How Children Create Deep Intelligence Through Yoga

Artículo Publicado en Sivana Spirit el 12 de abril 2015

 

Yoga: A Tool for Self Awareness

In our modern and busy life we are all caught in a never ending “doing” and “producing” to ‘be someone’ who leaves an imprint of existence in the world.

This pressure is not only present in the adults, but it is also experienced by our children.

Nowadays, children are very busy taking extracurricular classes, making themselves useful and productive.

They engage in a race of how many extracurricular activities they can handle after class and homework. Sometimes they are so busy and stressed that it seems impossible for them to stop and take a breath!

Some children that come to their first yoga class find difficulty because they don’t know how to stop ‘doing’ and why it’s important.

In their mind, this seems meaningless.

Their mental resistance is rooted in questions such as:

“Why listen to music? Why do you ask me how I feel? Why do I have to lay down if I can do the padmasana posture now that everybody is resting?”

These are some of the questions they ask in the 3 minutes of mindfulness’ exercise when they do it for the first time. Our children struggle with the sensation of stillness, quiet, and peace.

This seems so distant from their normal life.

Sometimes they get uncomfortable closing their eyes, or just counting to five without moving.

But how can we make them responsible for this behavior if this is not normal in their daily life (at home or school)? 

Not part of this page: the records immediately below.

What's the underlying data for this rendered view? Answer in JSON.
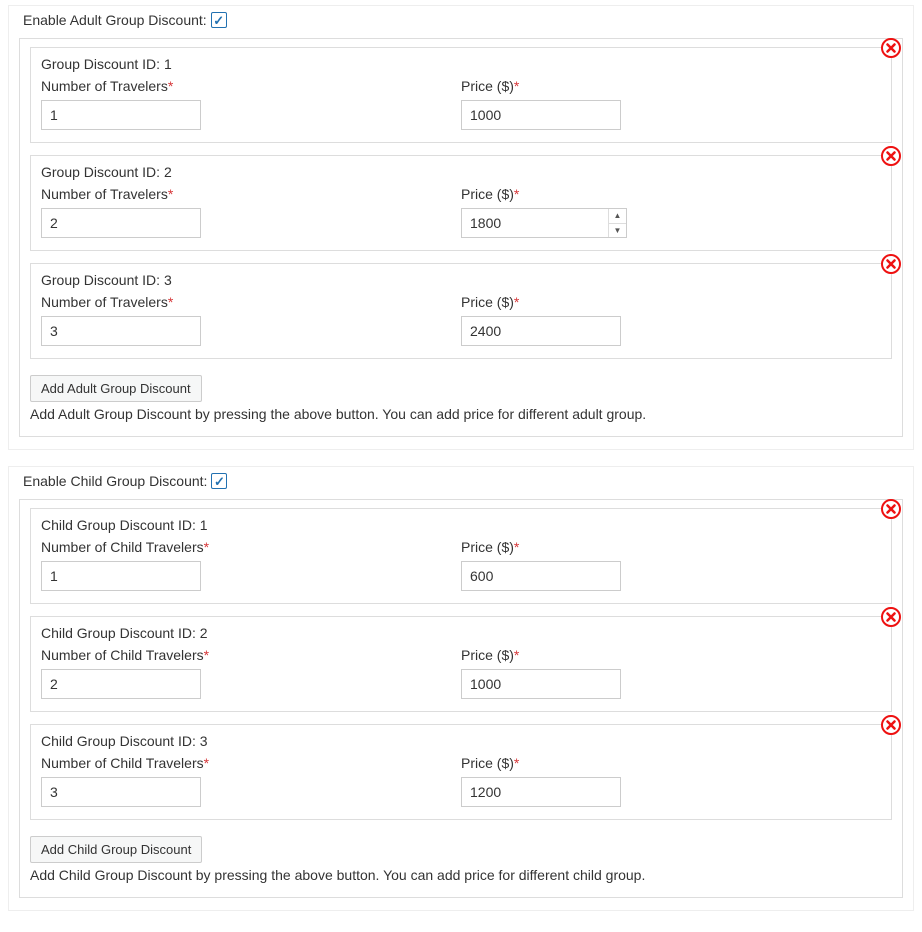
{
  "adult": {
    "enable_label": "Enable Adult Group Discount:",
    "enable_checked": true,
    "rows": [
      {
        "title": "Group Discount ID: 1",
        "travelers_label": "Number of Travelers",
        "travelers_value": "1",
        "price_label": "Price ($)",
        "price_value": "1000",
        "show_spinner": false
      },
      {
        "title": "Group Discount ID: 2",
        "travelers_label": "Number of Travelers",
        "travelers_value": "2",
        "price_label": "Price ($)",
        "price_value": "1800",
        "show_spinner": true
      },
      {
        "title": "Group Discount ID: 3",
        "travelers_label": "Number of Travelers",
        "travelers_value": "3",
        "price_label": "Price ($)",
        "price_value": "2400",
        "show_spinner": false
      }
    ],
    "add_button": "Add Adult Group Discount",
    "help": "Add Adult Group Discount by pressing the above button. You can add price for different adult group."
  },
  "child": {
    "enable_label": "Enable Child Group Discount:",
    "enable_checked": true,
    "rows": [
      {
        "title": "Child Group Discount ID: 1",
        "travelers_label": "Number of Child Travelers",
        "travelers_value": "1",
        "price_label": "Price ($)",
        "price_value": "600",
        "show_spinner": false
      },
      {
        "title": "Child Group Discount ID: 2",
        "travelers_label": "Number of Child Travelers",
        "travelers_value": "2",
        "price_label": "Price ($)",
        "price_value": "1000",
        "show_spinner": false
      },
      {
        "title": "Child Group Discount ID: 3",
        "travelers_label": "Number of Child Travelers",
        "travelers_value": "3",
        "price_label": "Price ($)",
        "price_value": "1200",
        "show_spinner": false
      }
    ],
    "add_button": "Add Child Group Discount",
    "help": "Add Child Group Discount by pressing the above button. You can add price for different child group."
  }
}
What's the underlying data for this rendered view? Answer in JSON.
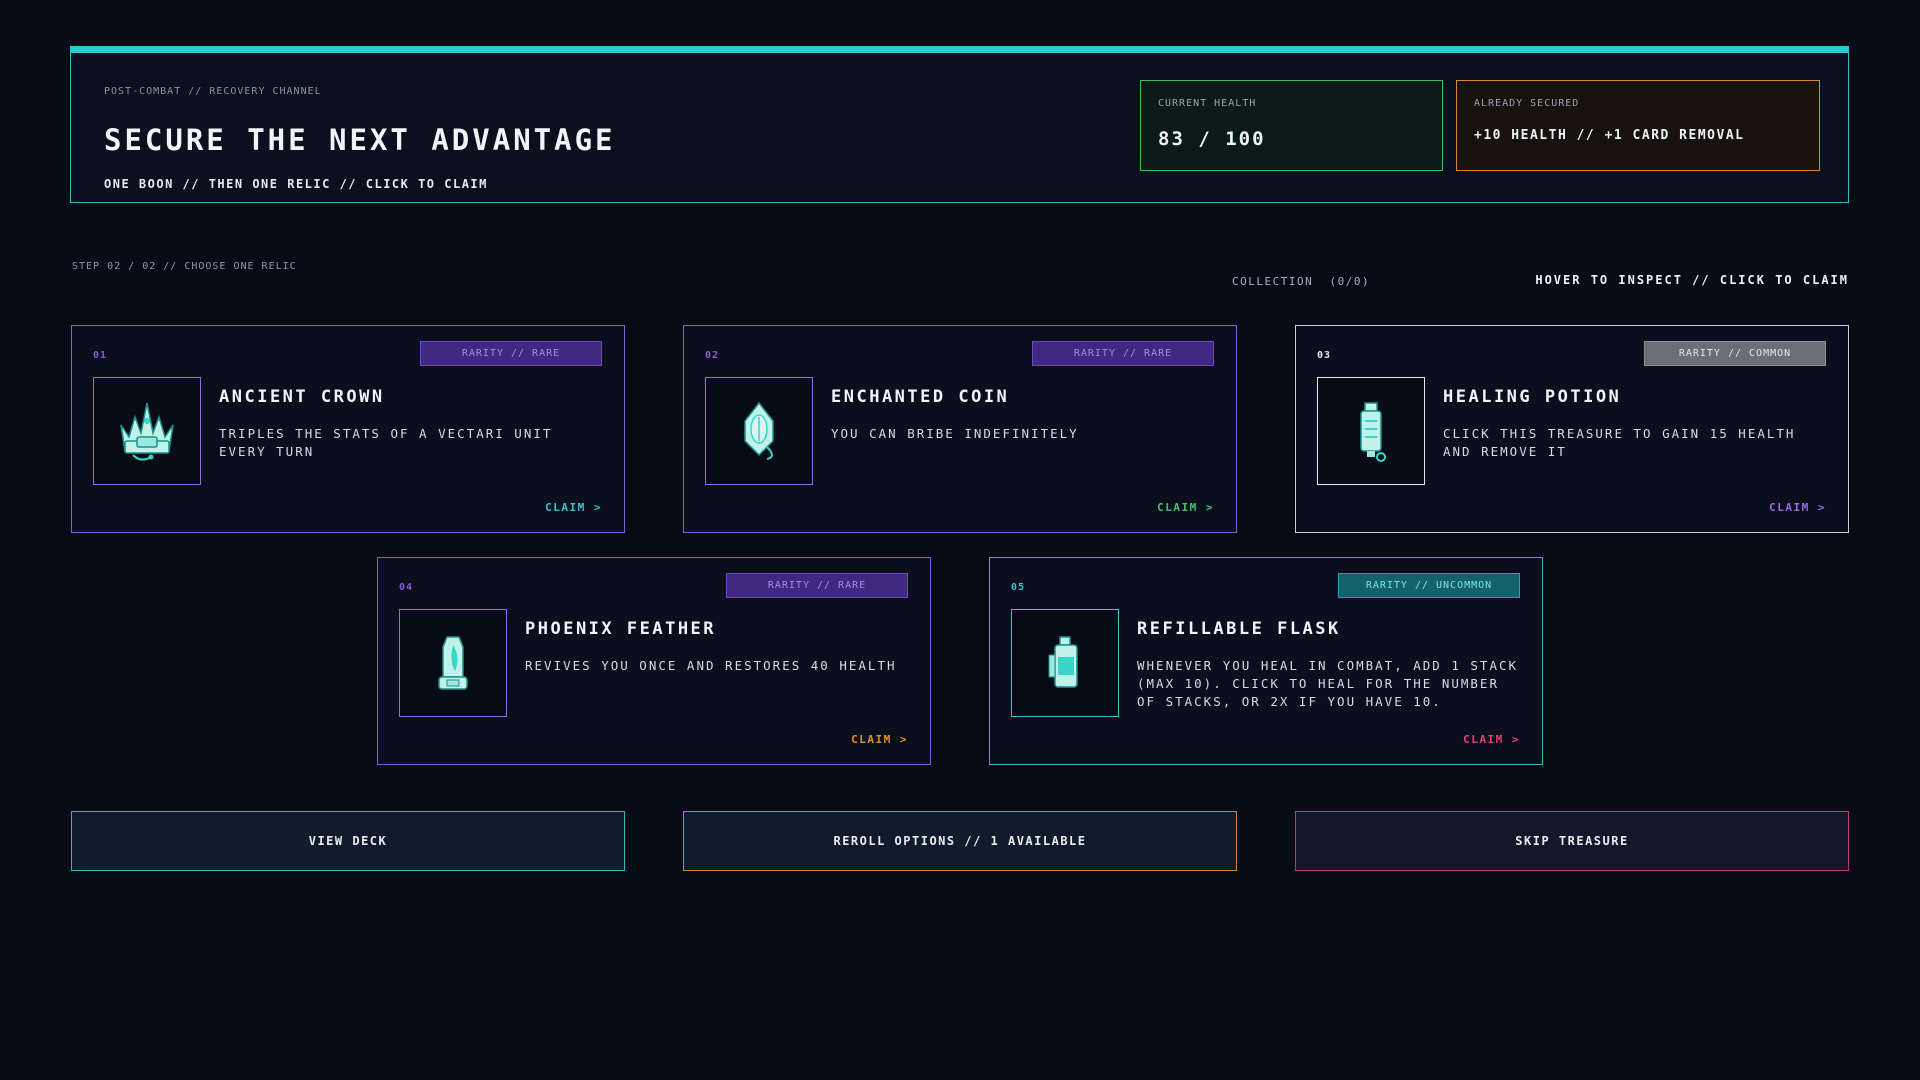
{
  "header": {
    "kicker": "POST-COMBAT // RECOVERY CHANNEL",
    "title": "SECURE THE NEXT ADVANTAGE",
    "subtitle": "ONE BOON // THEN ONE RELIC // CLICK TO CLAIM",
    "health_label": "CURRENT HEALTH",
    "health_value": "83 / 100",
    "secured_label": "ALREADY SECURED",
    "secured_value": "+10 HEALTH // +1 CARD REMOVAL"
  },
  "step": "STEP 02 / 02 // CHOOSE ONE RELIC",
  "collection": "COLLECTION  (0/0)",
  "hint": "HOVER TO INSPECT // CLICK TO CLAIM",
  "relics": [
    {
      "num": "01",
      "rarity": "RARITY // RARE",
      "name": "ANCIENT CROWN",
      "icon": "crown-icon",
      "desc": "TRIPLES THE STATS OF A VECTARI UNIT EVERY TURN",
      "claim": "CLAIM  >",
      "claim_color": "#36c6d6",
      "num_color": "#8a5cd6"
    },
    {
      "num": "02",
      "rarity": "RARITY // RARE",
      "name": "ENCHANTED COIN",
      "icon": "coin-icon",
      "desc": "YOU CAN BRIBE INDEFINITELY",
      "claim": "CLAIM  >",
      "claim_color": "#3fc46a",
      "num_color": "#8a5cd6"
    },
    {
      "num": "03",
      "rarity": "RARITY // COMMON",
      "name": "HEALING POTION",
      "icon": "potion-icon",
      "desc": "CLICK THIS TREASURE TO GAIN 15 HEALTH AND REMOVE IT",
      "claim": "CLAIM  >",
      "claim_color": "#9c6be6",
      "num_color": "#e6e8ee"
    },
    {
      "num": "04",
      "rarity": "RARITY // RARE",
      "name": "PHOENIX FEATHER",
      "icon": "feather-icon",
      "desc": "REVIVES YOU ONCE AND RESTORES 40 HEALTH",
      "claim": "CLAIM  >",
      "claim_color": "#e0922e",
      "num_color": "#8a5cd6"
    },
    {
      "num": "05",
      "rarity": "RARITY // UNCOMMON",
      "name": "REFILLABLE FLASK",
      "icon": "flask-icon",
      "desc": "WHENEVER YOU HEAL IN COMBAT, ADD 1 STACK (MAX 10). CLICK TO HEAL FOR THE NUMBER OF STACKS, OR 2X IF YOU HAVE 10.",
      "claim": "CLAIM  >",
      "claim_color": "#e0436e",
      "num_color": "#36c6d6"
    }
  ],
  "buttons": {
    "view_deck": "VIEW DECK",
    "reroll": "REROLL OPTIONS // 1 AVAILABLE",
    "skip": "SKIP TREASURE"
  }
}
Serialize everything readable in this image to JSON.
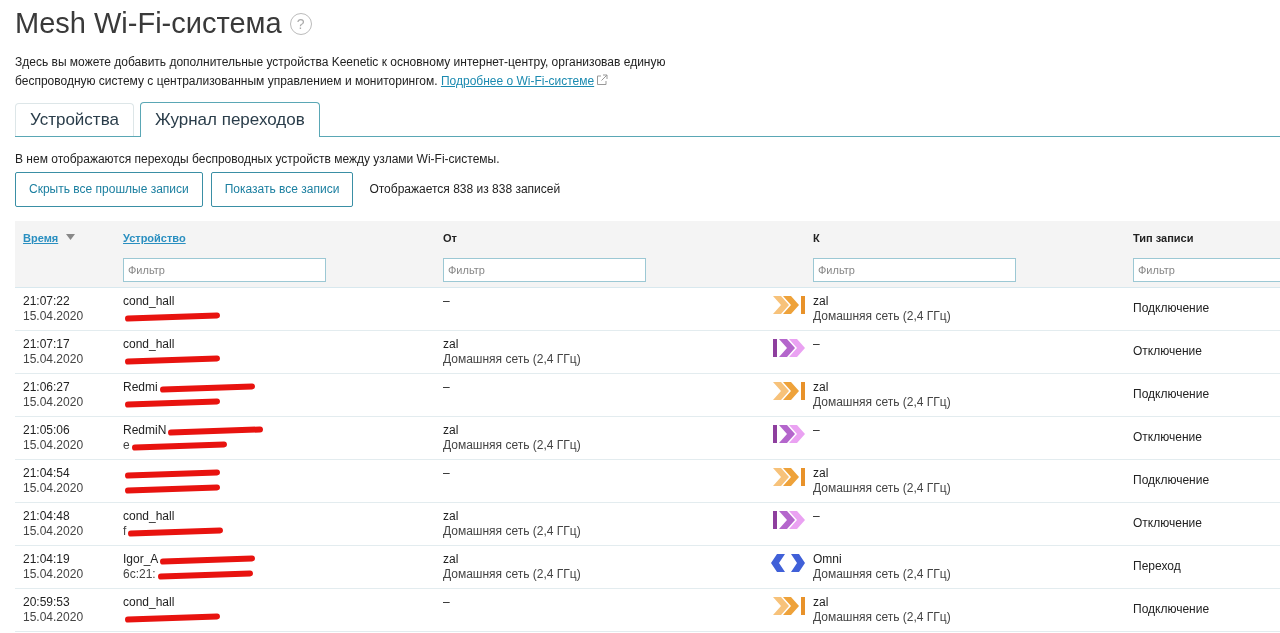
{
  "title": "Mesh Wi-Fi-система",
  "help_glyph": "?",
  "intro": "Здесь вы можете добавить дополнительные устройства Keenetic к основному интернет-центру, организовав единую беспроводную систему с централизованным управлением и мониторингом.",
  "intro_link": "Подробнее о Wi-Fi-системе",
  "tabs": [
    {
      "label": "Устройства",
      "selected": false
    },
    {
      "label": "Журнал переходов",
      "selected": true
    }
  ],
  "description": "В нем отображаются переходы беспроводных устройств между узлами Wi-Fi-системы.",
  "buttons": [
    "Скрыть все прошлые записи",
    "Показать все записи"
  ],
  "record_count": "Отображается 838 из 838 записей",
  "table": {
    "columns": [
      {
        "label": "Время",
        "sortable": true,
        "sorted": true
      },
      {
        "label": "Устройство",
        "sortable": true,
        "sorted": false,
        "filter_placeholder": "Фильтр"
      },
      {
        "label": "От",
        "sortable": false,
        "sorted": false,
        "filter_placeholder": "Фильтр"
      },
      {
        "label": "К",
        "sortable": false,
        "sorted": false,
        "filter_placeholder": "Фильтр"
      },
      {
        "label": "Тип записи",
        "sortable": false,
        "sorted": false,
        "filter_placeholder": "Фильтр"
      }
    ],
    "rows": [
      {
        "time": "21:07:22",
        "date": "15.04.2020",
        "device": [
          {
            "text": "cond_hall",
            "redacted": false
          },
          {
            "redacted": true
          }
        ],
        "from": [
          "–"
        ],
        "kind": "connect",
        "to": [
          "zal",
          "Домашняя сеть (2,4 ГГц)"
        ],
        "type": "Подключение"
      },
      {
        "time": "21:07:17",
        "date": "15.04.2020",
        "device": [
          {
            "text": "cond_hall",
            "redacted": false
          },
          {
            "redacted": true
          }
        ],
        "from": [
          "zal",
          "Домашняя сеть (2,4 ГГц)"
        ],
        "kind": "disconnect",
        "to": [
          "–"
        ],
        "type": "Отключение"
      },
      {
        "time": "21:06:27",
        "date": "15.04.2020",
        "device": [
          {
            "text": "Redmi",
            "redacted": true
          },
          {
            "redacted": true
          }
        ],
        "from": [
          "–"
        ],
        "kind": "connect",
        "to": [
          "zal",
          "Домашняя сеть (2,4 ГГц)"
        ],
        "type": "Подключение"
      },
      {
        "time": "21:05:06",
        "date": "15.04.2020",
        "device": [
          {
            "text": "RedmiN",
            "redacted": true
          },
          {
            "text": "e",
            "redacted": true
          }
        ],
        "from": [
          "zal",
          "Домашняя сеть (2,4 ГГц)"
        ],
        "kind": "disconnect",
        "to": [
          "–"
        ],
        "type": "Отключение"
      },
      {
        "time": "21:04:54",
        "date": "15.04.2020",
        "device": [
          {
            "redacted": true
          },
          {
            "redacted": true
          }
        ],
        "from": [
          "–"
        ],
        "kind": "connect",
        "to": [
          "zal",
          "Домашняя сеть (2,4 ГГц)"
        ],
        "type": "Подключение"
      },
      {
        "time": "21:04:48",
        "date": "15.04.2020",
        "device": [
          {
            "text": "cond_hall",
            "redacted": false
          },
          {
            "text": "f",
            "redacted": true
          }
        ],
        "from": [
          "zal",
          "Домашняя сеть (2,4 ГГц)"
        ],
        "kind": "disconnect",
        "to": [
          "–"
        ],
        "type": "Отключение"
      },
      {
        "time": "21:04:19",
        "date": "15.04.2020",
        "device": [
          {
            "text": "Igor_A",
            "redacted": true
          },
          {
            "text": "6c:21:",
            "redacted": true
          }
        ],
        "from": [
          "zal",
          "Домашняя сеть (2,4 ГГц)"
        ],
        "kind": "roam",
        "to": [
          "Omni",
          "Домашняя сеть (2,4 ГГц)"
        ],
        "type": "Переход"
      },
      {
        "time": "20:59:53",
        "date": "15.04.2020",
        "device": [
          {
            "text": "cond_hall",
            "redacted": false
          },
          {
            "redacted": true
          }
        ],
        "from": [
          "–"
        ],
        "kind": "connect",
        "to": [
          "zal",
          "Домашняя сеть (2,4 ГГц)"
        ],
        "type": "Подключение"
      }
    ]
  }
}
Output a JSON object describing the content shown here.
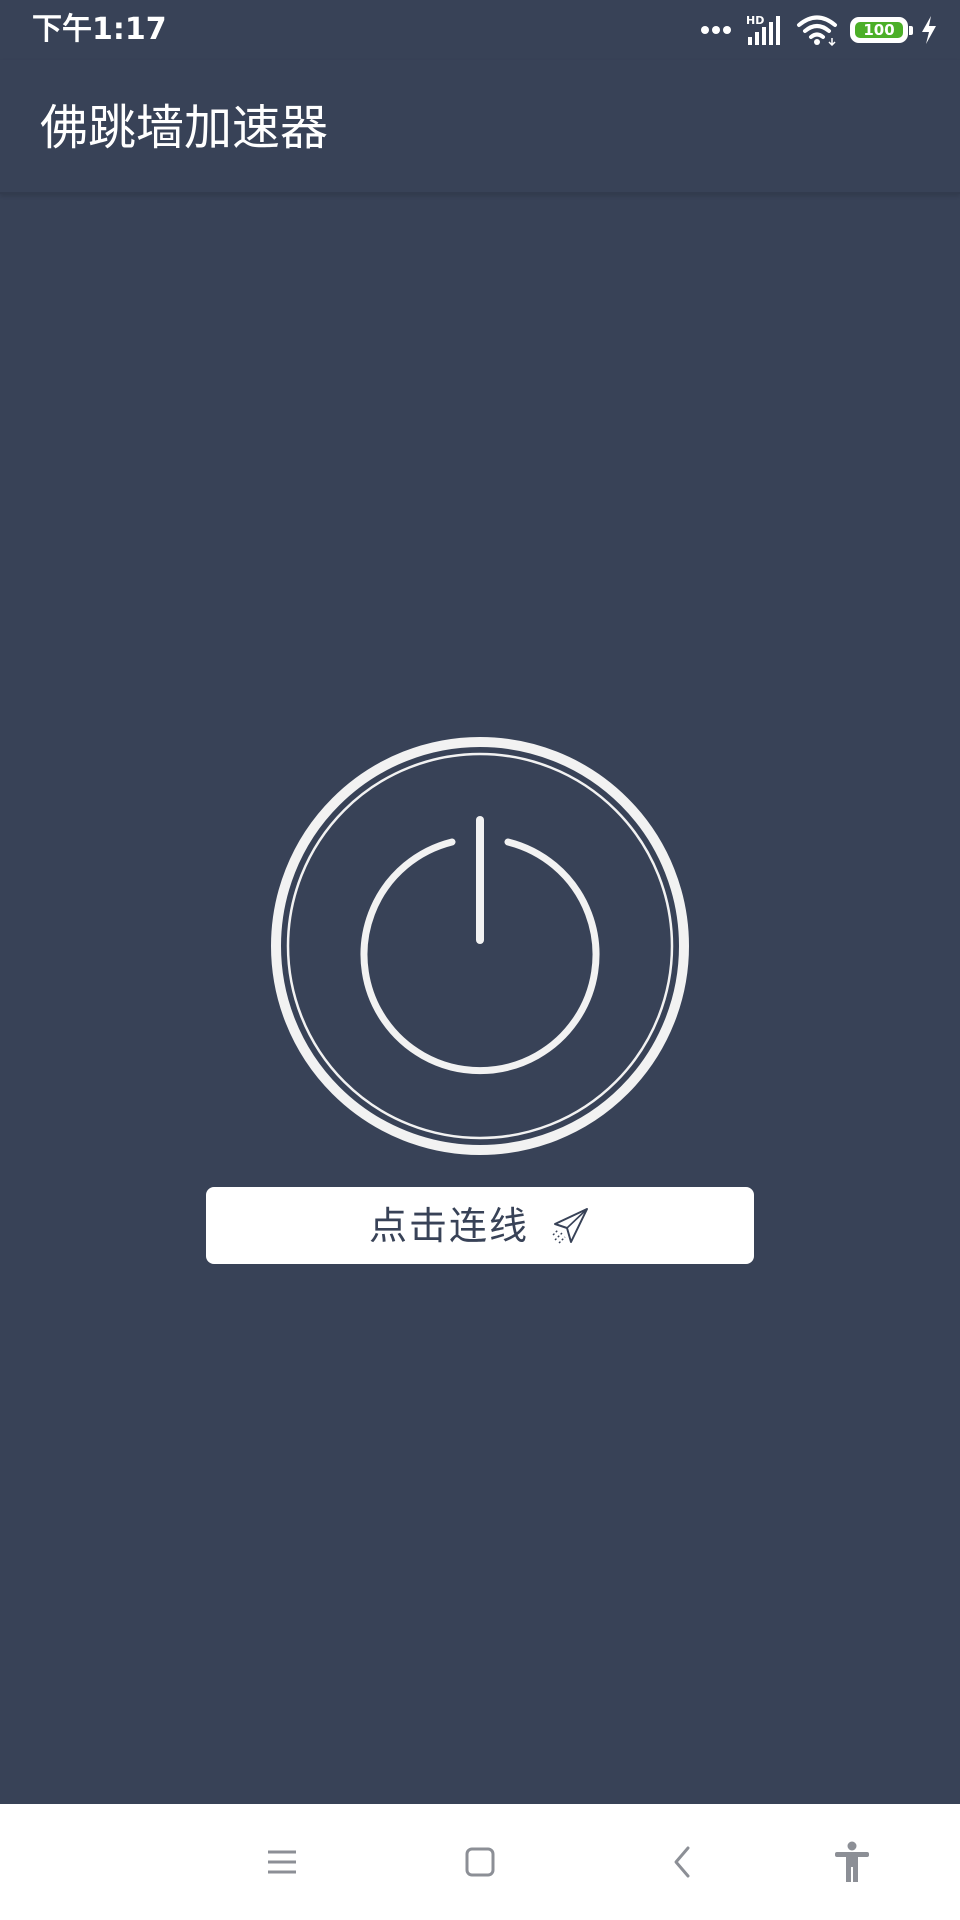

Why Yoga is Necessary for Children

This is why yoga and mindfulness exercises become necessary for an integral healthy development of children.

When children develop the capacity of being still, focused, and playing and moving mindfully, it allows them to develop different “intelligences”.

Yoga introduces techniques to develop different intelligences, such as:

kinesthetic, interpersonal, intrapersonal, emotional, cognitive, emotional and moral.

The definition of intelligence has been reshaped by Gardner, who introduced different intelligences to explain the different capacities and abilities of different people.

Gardner describes three meanings for intelligence: Intelligence as a species characteristic, intelligence as individual difference, and intelligence as fit execution of an assignment.

We are used to thinking of intelligence only as the latter: the “fit execution of an assignment”. You are very intelligent, from that perspective, when you get a good grade at school, or a good retribution.

However this is only a part of what comprises the cognitive intelligence. Even more, this cognitive intelligence is not the same for everyone.

There are multiple intelligences that makes us different from others.

Due to this recognition of different intelligences in children, it is useful to let them ask themselves “What am I good at?”

This will help them to make the most of what they love and not get frustrated when they don’t. That makes healthier, happier, and more satisfied kids.

Thus, you introduce the santosha quality of the niyama in their real life.

The Different Intelligences

Yoga and mindfulness exercises can help the child to develop different intelligences or levels.

This experience is what I love to share with my young students in yoga class for kids and teens. To help them to discover what are their strengths and weaknesses; to discover through the practice of yoga the answer of the question “who am I”.

Yoga helps children in this path of self-discovery and self-awareness.

In a regular class, they can develop kinesthetic intelligence by doing asanas.

They promote the movement of specific parts of the body; for example, doing trikonasana posture, you are working with equilibrium as well as strength of the legs.

Also, differentiation ‘right’ and ‘left’ using their legs or distinguishing ‘up’ and ‘down’ while moving their arms. Therefore, kinesthetic intelligence helps them to take control of their movements and their body.

Emotional intelligence or the affective level can be developed or observed in a yoga class. For example, in a pranayama exercise.

According to Ken Wilber (2006) the vital question of emotional level is “How do I feel?”

And the child can go deeper by asking himself: “How do I feel while breathing slowly? How do I feel today in this exercise? How do I feel while relaxing? How do I feel during this test week?”

These questions bring awareness to the kids, to identify and describe emotions, the feelings and the mood they are in.

Interpersonal intelligence can also be developed in a yoga class while working with a partner and taking care of the mutual safety.

A yoga class creates a secure atmosphere where the child can observe the feelings and moods of others and relate to them.

Through this interaction the child develops attention and compassion towards others. This interpersonal intelligence can also help diminish the bullying in the classroom.

The Central Question

“What should I do?”

That is the central question of the moral level and this is a basic question during childhood.

They are learning how to act and react in different circumstances. They are learning the dos and don’ts.

And yoga can provide a guide to them with yama and niyama, of the Yoga Sutra. For example, while presenting the meaning of ahimsa or nonviolence, you are presenting a “don’t”.

You should not harshly judge or injure your body or anyone else’s body (friend, classmate, parent, or pet).

The moral intelligence can be developed through the learning of the 10 actions of yama and niyama.

In sum, Yoga helps the child to develop different intelligences.

One must remember that every child is different, so it is important to allow the child to flourish in his own terms. By developing multiple intelligences, the child find it easier to become an integral, compassionate and mindful human being.